Bob Dylan’s Sprawling Scottish Highlands Mansion, Which Houses a Music Room, Has Come on the Market for $3.9 Million

The singer-songwriter bought the historic property in 2006.

The Aultmore House in Nethy Bridge. Photo courtesy of Knight Frank.

Bob Dylan’s stately Scottish Highlands home, a historic estate complete with landscaped grounds which he has owned for more than a decade, has hit the market for £3 million ($3.9 million). 

Known as the Aultmore House, the Edwardian Country manor is tucked away in the village of Nethy Bridge in Cairngorm National Park in Scotland. The singer-songwriter purchased the mansion in 2006 with his younger brother, David Zimmerman, for £2.2 million ($2.8 million), but has not visited the home since the onset of the pandemic. 

“Up until about pre-Covid times, Bob and his brother would normally go there for a few weeks a year,” Tom Stewart-Moore of Knight Frank, which is handling the sale, told the BBC. “They bought it because it’s stunningly beautiful and most importantly, very, very private.” 

The entry hall to Aultmore House, its period details still intact. Photo courtesy of Knight Frank.

Approached from a tree-lined driveway, the 18,357-square-foot space houses 16 bedrooms, all offering garden views, and 11 bathrooms. Its four reception rooms, including a music room, are installed with Adam-style marble fireplaces. While renovations in 2007 modernized the wiring, heating, and water systems throughout the property, the mansion retains a number of period details, including an entry hall that features a limestone staircase with a wrought iron and wooden balustrade. 

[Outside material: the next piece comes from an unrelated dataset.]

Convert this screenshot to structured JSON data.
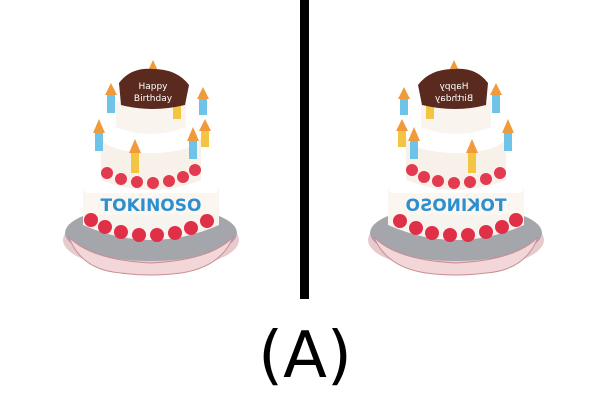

Surrounding the residence are 25 acres of gardens dotted with statues, fountains, and stone gazebos, as well as three cottages. 

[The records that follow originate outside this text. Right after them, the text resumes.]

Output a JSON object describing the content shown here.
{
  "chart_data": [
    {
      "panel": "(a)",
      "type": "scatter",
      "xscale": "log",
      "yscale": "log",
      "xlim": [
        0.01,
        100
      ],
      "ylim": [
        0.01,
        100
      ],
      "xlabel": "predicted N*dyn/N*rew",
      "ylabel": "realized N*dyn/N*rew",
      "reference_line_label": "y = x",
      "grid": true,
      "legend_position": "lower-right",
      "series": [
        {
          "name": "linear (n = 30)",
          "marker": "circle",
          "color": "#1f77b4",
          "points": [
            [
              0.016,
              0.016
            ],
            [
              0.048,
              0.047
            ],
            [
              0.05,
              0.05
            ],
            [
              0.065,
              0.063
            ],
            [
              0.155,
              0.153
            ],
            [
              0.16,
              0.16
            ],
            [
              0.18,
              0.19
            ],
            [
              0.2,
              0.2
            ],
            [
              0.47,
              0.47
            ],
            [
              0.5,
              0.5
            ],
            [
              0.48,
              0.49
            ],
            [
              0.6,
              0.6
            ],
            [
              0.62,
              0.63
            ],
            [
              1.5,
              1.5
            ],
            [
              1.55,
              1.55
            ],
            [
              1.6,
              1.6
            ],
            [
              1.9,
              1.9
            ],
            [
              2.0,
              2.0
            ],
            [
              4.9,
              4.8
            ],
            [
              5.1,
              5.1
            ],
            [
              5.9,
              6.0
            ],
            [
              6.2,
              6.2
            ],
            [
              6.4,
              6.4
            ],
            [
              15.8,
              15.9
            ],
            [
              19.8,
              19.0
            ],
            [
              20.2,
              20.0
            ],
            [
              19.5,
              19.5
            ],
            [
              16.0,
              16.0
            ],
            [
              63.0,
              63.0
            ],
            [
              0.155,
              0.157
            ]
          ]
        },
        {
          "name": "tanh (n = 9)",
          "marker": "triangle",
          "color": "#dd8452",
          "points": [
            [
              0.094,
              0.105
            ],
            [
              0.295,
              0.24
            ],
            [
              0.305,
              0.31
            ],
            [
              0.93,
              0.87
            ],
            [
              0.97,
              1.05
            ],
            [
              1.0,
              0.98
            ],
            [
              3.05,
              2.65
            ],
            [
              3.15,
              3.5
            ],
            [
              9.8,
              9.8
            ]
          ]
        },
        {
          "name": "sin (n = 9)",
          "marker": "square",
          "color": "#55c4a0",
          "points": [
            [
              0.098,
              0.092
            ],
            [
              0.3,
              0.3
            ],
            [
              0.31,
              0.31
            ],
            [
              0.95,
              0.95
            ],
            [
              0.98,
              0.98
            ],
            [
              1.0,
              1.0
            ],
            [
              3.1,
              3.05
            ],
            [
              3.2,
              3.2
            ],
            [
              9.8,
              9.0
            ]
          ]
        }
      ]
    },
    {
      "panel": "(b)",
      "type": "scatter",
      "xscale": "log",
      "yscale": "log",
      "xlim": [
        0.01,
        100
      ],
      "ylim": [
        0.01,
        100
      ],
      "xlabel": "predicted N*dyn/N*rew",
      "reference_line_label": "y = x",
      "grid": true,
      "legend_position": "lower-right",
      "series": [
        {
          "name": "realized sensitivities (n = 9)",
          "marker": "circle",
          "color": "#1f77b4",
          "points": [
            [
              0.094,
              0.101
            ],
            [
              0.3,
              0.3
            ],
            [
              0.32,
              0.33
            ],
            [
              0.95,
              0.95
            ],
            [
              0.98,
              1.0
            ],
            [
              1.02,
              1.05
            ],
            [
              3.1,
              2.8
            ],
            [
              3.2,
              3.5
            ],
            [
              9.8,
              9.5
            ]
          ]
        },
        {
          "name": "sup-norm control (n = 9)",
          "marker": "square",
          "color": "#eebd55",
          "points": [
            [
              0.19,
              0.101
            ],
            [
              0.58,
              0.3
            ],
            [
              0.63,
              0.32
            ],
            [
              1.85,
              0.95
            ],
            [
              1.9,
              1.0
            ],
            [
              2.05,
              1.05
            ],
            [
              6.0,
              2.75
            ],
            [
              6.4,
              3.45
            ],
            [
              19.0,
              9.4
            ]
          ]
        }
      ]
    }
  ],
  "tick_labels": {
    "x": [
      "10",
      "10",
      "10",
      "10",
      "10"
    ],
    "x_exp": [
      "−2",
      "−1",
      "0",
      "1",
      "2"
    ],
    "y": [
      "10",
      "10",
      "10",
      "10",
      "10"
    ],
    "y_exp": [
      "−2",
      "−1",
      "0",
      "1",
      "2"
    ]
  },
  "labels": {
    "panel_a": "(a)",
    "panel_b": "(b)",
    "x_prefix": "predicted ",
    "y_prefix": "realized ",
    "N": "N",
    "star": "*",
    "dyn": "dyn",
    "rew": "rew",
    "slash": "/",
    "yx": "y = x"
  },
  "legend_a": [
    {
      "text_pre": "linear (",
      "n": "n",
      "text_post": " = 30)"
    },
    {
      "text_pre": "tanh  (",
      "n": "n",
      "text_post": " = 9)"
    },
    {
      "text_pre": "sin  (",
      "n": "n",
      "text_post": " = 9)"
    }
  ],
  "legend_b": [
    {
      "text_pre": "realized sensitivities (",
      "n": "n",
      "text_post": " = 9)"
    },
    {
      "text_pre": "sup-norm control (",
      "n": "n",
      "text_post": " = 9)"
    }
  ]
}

The gardens at Aultmore House feature foundations, statues, and stone gazebos. Photo courtesy of Knight Frank.

The Aultmore House was built by Archibald Merrilees, the co-founder of M&M, the first department store in Russia, who commissioned London architect C.H.B. Quennell to design on a site that Merrillees had spotted while out hillwalking. Construction began in 1911 and when the home was completed in 1914, its sprawling grounds encompassed features from a tennis court to a fountain garden to an archery range. 

Merrilees only spent one summer at Aultmore; he died in 1915. The property would change hands over the next few decades, housing the families of London financier John Nivison and British spy Charles Hargreaves. It was designated a convalescent hospital for soldiers during World War II and, under Hargreaves’s ownership, served as his wife’s finishing school for young women in the 1960s.  

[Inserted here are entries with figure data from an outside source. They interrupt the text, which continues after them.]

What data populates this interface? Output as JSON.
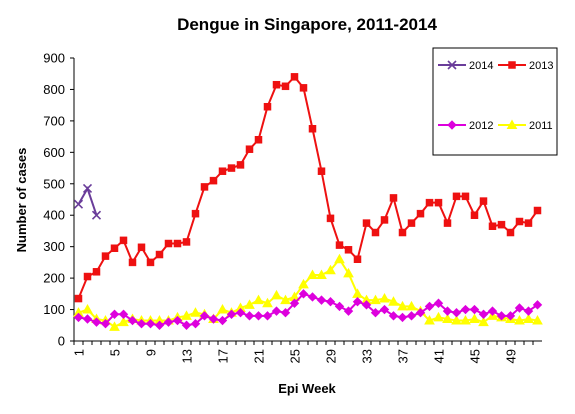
{
  "chart_data": {
    "type": "line",
    "title": "Dengue in Singapore, 2011-2014",
    "xlabel": "Epi Week",
    "ylabel": "Number of cases",
    "ylim": [
      0,
      900
    ],
    "yticks": [
      0,
      100,
      200,
      300,
      400,
      500,
      600,
      700,
      800,
      900
    ],
    "xlim": [
      1,
      52
    ],
    "xticks": [
      1,
      5,
      9,
      13,
      17,
      21,
      25,
      29,
      33,
      37,
      41,
      45,
      49
    ],
    "grid": false,
    "legend_placement": "top-right",
    "series": [
      {
        "name": "2014",
        "color": "#6a3d9a",
        "marker": "x",
        "x": [
          1,
          2,
          3,
          4
        ],
        "y": [
          435,
          485,
          400,
          null
        ]
      },
      {
        "name": "2013",
        "color": "#ee1111",
        "marker": "square",
        "x": [
          1,
          2,
          3,
          4,
          5,
          6,
          7,
          8,
          9,
          10,
          11,
          12,
          13,
          14,
          15,
          16,
          17,
          18,
          19,
          20,
          21,
          22,
          23,
          24,
          25,
          26,
          27,
          28,
          29,
          30,
          31,
          32,
          33,
          34,
          35,
          36,
          37,
          38,
          39,
          40,
          41,
          42,
          43,
          44,
          45,
          46,
          47,
          48,
          49,
          50,
          51,
          52
        ],
        "y": [
          135,
          205,
          220,
          270,
          295,
          320,
          250,
          298,
          250,
          275,
          310,
          310,
          315,
          405,
          490,
          510,
          540,
          550,
          560,
          610,
          640,
          745,
          815,
          810,
          840,
          805,
          675,
          540,
          390,
          305,
          290,
          260,
          375,
          345,
          385,
          455,
          345,
          375,
          405,
          440,
          440,
          375,
          460,
          460,
          400,
          445,
          365,
          370,
          345,
          380,
          375,
          415
        ]
      },
      {
        "name": "2012",
        "color": "#dd00dd",
        "marker": "diamond",
        "x": [
          1,
          2,
          3,
          4,
          5,
          6,
          7,
          8,
          9,
          10,
          11,
          12,
          13,
          14,
          15,
          16,
          17,
          18,
          19,
          20,
          21,
          22,
          23,
          24,
          25,
          26,
          27,
          28,
          29,
          30,
          31,
          32,
          33,
          34,
          35,
          36,
          37,
          38,
          39,
          40,
          41,
          42,
          43,
          44,
          45,
          46,
          47,
          48,
          49,
          50,
          51,
          52
        ],
        "y": [
          75,
          70,
          60,
          55,
          85,
          85,
          65,
          55,
          55,
          50,
          60,
          65,
          50,
          55,
          80,
          70,
          65,
          85,
          90,
          80,
          80,
          80,
          95,
          90,
          120,
          150,
          140,
          130,
          125,
          110,
          95,
          125,
          115,
          90,
          100,
          80,
          75,
          80,
          90,
          110,
          120,
          95,
          90,
          100,
          100,
          85,
          95,
          80,
          80,
          105,
          95,
          115
        ]
      },
      {
        "name": "2011",
        "color": "#ffff00",
        "marker": "triangle",
        "x": [
          1,
          2,
          3,
          4,
          5,
          6,
          7,
          8,
          9,
          10,
          11,
          12,
          13,
          14,
          15,
          16,
          17,
          18,
          19,
          20,
          21,
          22,
          23,
          24,
          25,
          26,
          27,
          28,
          29,
          30,
          31,
          32,
          33,
          34,
          35,
          36,
          37,
          38,
          39,
          40,
          41,
          42,
          43,
          44,
          45,
          46,
          47,
          48,
          49,
          50,
          51,
          52
        ],
        "y": [
          90,
          100,
          70,
          65,
          45,
          60,
          70,
          65,
          65,
          65,
          65,
          75,
          80,
          90,
          85,
          70,
          100,
          90,
          105,
          115,
          130,
          120,
          145,
          130,
          140,
          180,
          210,
          210,
          225,
          260,
          215,
          150,
          130,
          130,
          135,
          125,
          110,
          110,
          95,
          65,
          75,
          70,
          65,
          65,
          70,
          60,
          80,
          75,
          70,
          65,
          70,
          65
        ]
      }
    ],
    "legend_rows": [
      [
        "2014",
        "2013"
      ],
      [
        "2012",
        "2011"
      ]
    ]
  }
}
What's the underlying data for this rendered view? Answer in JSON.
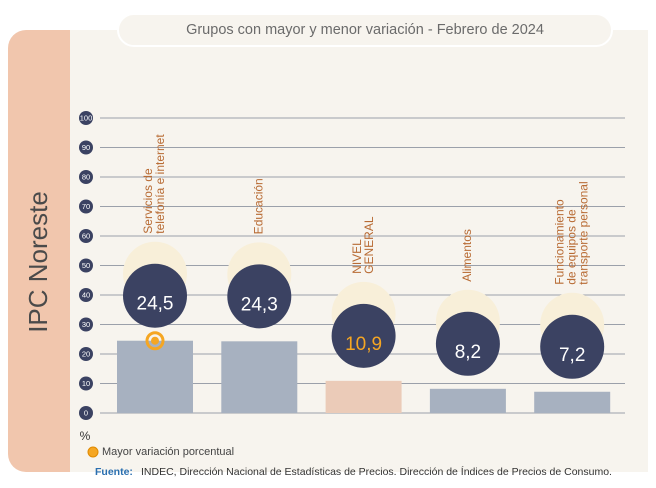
{
  "chart_data": {
    "type": "bar",
    "title": "Grupos con mayor y menor variación - Febrero de 2024",
    "side_title": "IPC Noreste",
    "unit_label": "%",
    "categories": [
      [
        "Servicios de",
        "telefonía e internet"
      ],
      [
        "Educación"
      ],
      [
        "NIVEL",
        "GENERAL"
      ],
      [
        "Alimentos"
      ],
      [
        "Funcionamiento",
        "de equipos de",
        "transporte personal"
      ]
    ],
    "values": [
      24.5,
      24.3,
      10.9,
      8.2,
      7.2
    ],
    "value_labels": [
      "24,5",
      "24,3",
      "10,9",
      "8,2",
      "7,2"
    ],
    "colors": [
      "#a7b1c0",
      "#a7b1c0",
      "#ebcbb8",
      "#a7b1c0",
      "#a7b1c0"
    ],
    "label_colors": [
      "#ffffff",
      "#ffffff",
      "#f5a623",
      "#ffffff",
      "#ffffff"
    ],
    "ylim": [
      0,
      100
    ],
    "yticks": [
      0,
      10,
      20,
      30,
      40,
      50,
      60,
      70,
      80,
      90,
      100
    ],
    "grid": true,
    "legend": {
      "label": "Mayor variación porcentual",
      "color": "#f5a623"
    },
    "source_label": "Fuente:",
    "source": "INDEC, Dirección Nacional de Estadísticas de Precios. Dirección de Índices de Precios de Consumo."
  }
}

One of the rooms in Aultmore House with an Adam-style marble fireplace. Photo courtesy of Knight Frank.

In the 1990s, Aultmore was purchased by Brian and Irene Taylor, who transformed it into a bed and breakfast, before putting it on sale in 2000. The estate, long recognized for its historic and architectural significance, can also be seen in the BBC drama series Monarch of the Glen, which ran until 2005. 

Dylan himself, a Nobel laureate with a career that spans six decades, has ties to Scotland beyond his real estate. The musician has noted the influence of Scottish folklorist Hamish Henderson‘s WWII poem, “The 51st (Highland) Division’s Farewell to Sicily,” on his own “The Times They Are a-Changin’,” as well as that of Robert Burns‘s 1794 poem “A Red, Red Rose.” 

Scotland has also woven its way into Dylan’s songbook, namely his 1997 tune “Highlands,” collected in Time Out of Mind. “My heart’s in the Highlands wherever I roam,” he sang. “That’s where I’ll be when I get called home.”